The debate that no longer feels like treason
For years, questioning Ronaldo’s place in the squad was almost taboo in Portugal. Critics kept their voices low. That has changed sharply since Qatar 2022, and the shift in tone is striking.
Antonio Simões, a member of the legendary 1966 squad, didn’t hold back : “He doesn’t play to win, he plays to be the main figure. Do you understand that it’s the opposite of Eusébio ? Let’s call things by their name.” That’s not a fringe opinion from a pundit chasing clicks. That’s a man who played in a World Cup semi-final speaking from experience.
The core argument from those who believe Portugal could perform better without Ronaldo comes down to team dynamics. A front line built around younger, more mobile forwards like Rafael Leão or Gonçalo Ramos could offer more pressing intensity and positional flexibility. The system wouldn’t need to orbit a single player. Spaces would open differently. The team could breathe.
Those who defend his inclusion, including coach Roberto Martínez, point to raw numbers. In his last 31 appearances for the Seleção, Ronaldo scored 25 goals. Martínez has repeated that stat consistently in every press conference touching on the subject. His position is unambiguous : “We are talking about the greatest player of all time. He is here because he is still performing at a very high level.” Calling the wider debate “lift talk” is his polite way of saying it’s noise.
Both sides have a point.

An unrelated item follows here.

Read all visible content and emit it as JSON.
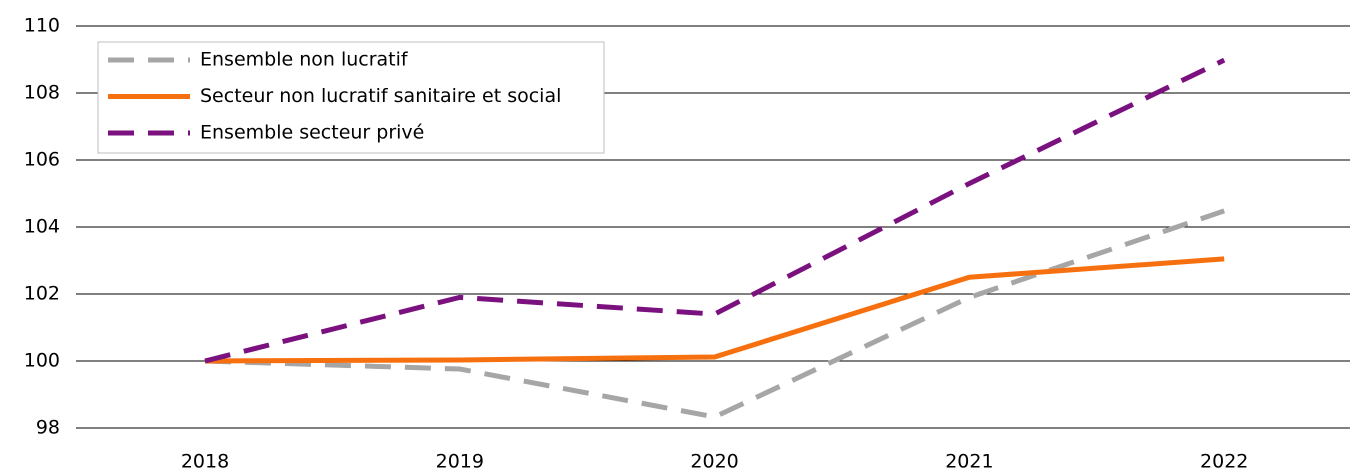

Here’s what’s actually fueling the tension :
- Ronaldo’s scoring record for Portugal remains extraordinary at 41.
- His Al-Nassr performances, though impressive statistically, come in a less competitive league.
- Portugal’s squad depth in attack is arguably the strongest it has ever been.
- Questions about pressing contribution and defensive tracking are legitimate at this stage of his career.
The honest answer is that neither camp is entirely wrong. Ronaldo still delivers goals. The tactical cost of building around him is also real.
Beyond the Ronaldo question : what Portugal actually needs to win in 2026
Whatever your view on Ronaldo’s role, Portugal’s World Cup ambitions in 2026 go far beyond one player. Frankly, the squad assembled by Martínez is arguably the most balanced in the country’s history, and that’s what should excite Portuguese supporters most.
The midfield spine, built around Vitinha and Bernardo Silva, offers technical quality and pressing that didn’t exist in previous generations. Defensively, Portugal conceded just 0.8 goals per game across their qualifying campaign. That’s not a team relying on a single striker to rescue them.
The real question for Martínez isn’t whether to include Ronaldo. It’s how to integrate him without making the whole system predictable. Using him as a super-sub, deploying him in specific match-ups, protecting his legs while leveraging his finishing inside the box : these are the tactical decisions that will define Portugal’s tournament, not the binary “Ronaldo in or out” debate that dominates headlines.
One final angle worth considering : every World Cup Ronaldo has attended, he’s scored. Five tournaments, five times on the scoresheet. If he reaches Eusébio’s Portuguese record of nine World Cup goals in 2026, the conversation will shift overnight. Goals have a habit of silencing even the sharpest critics.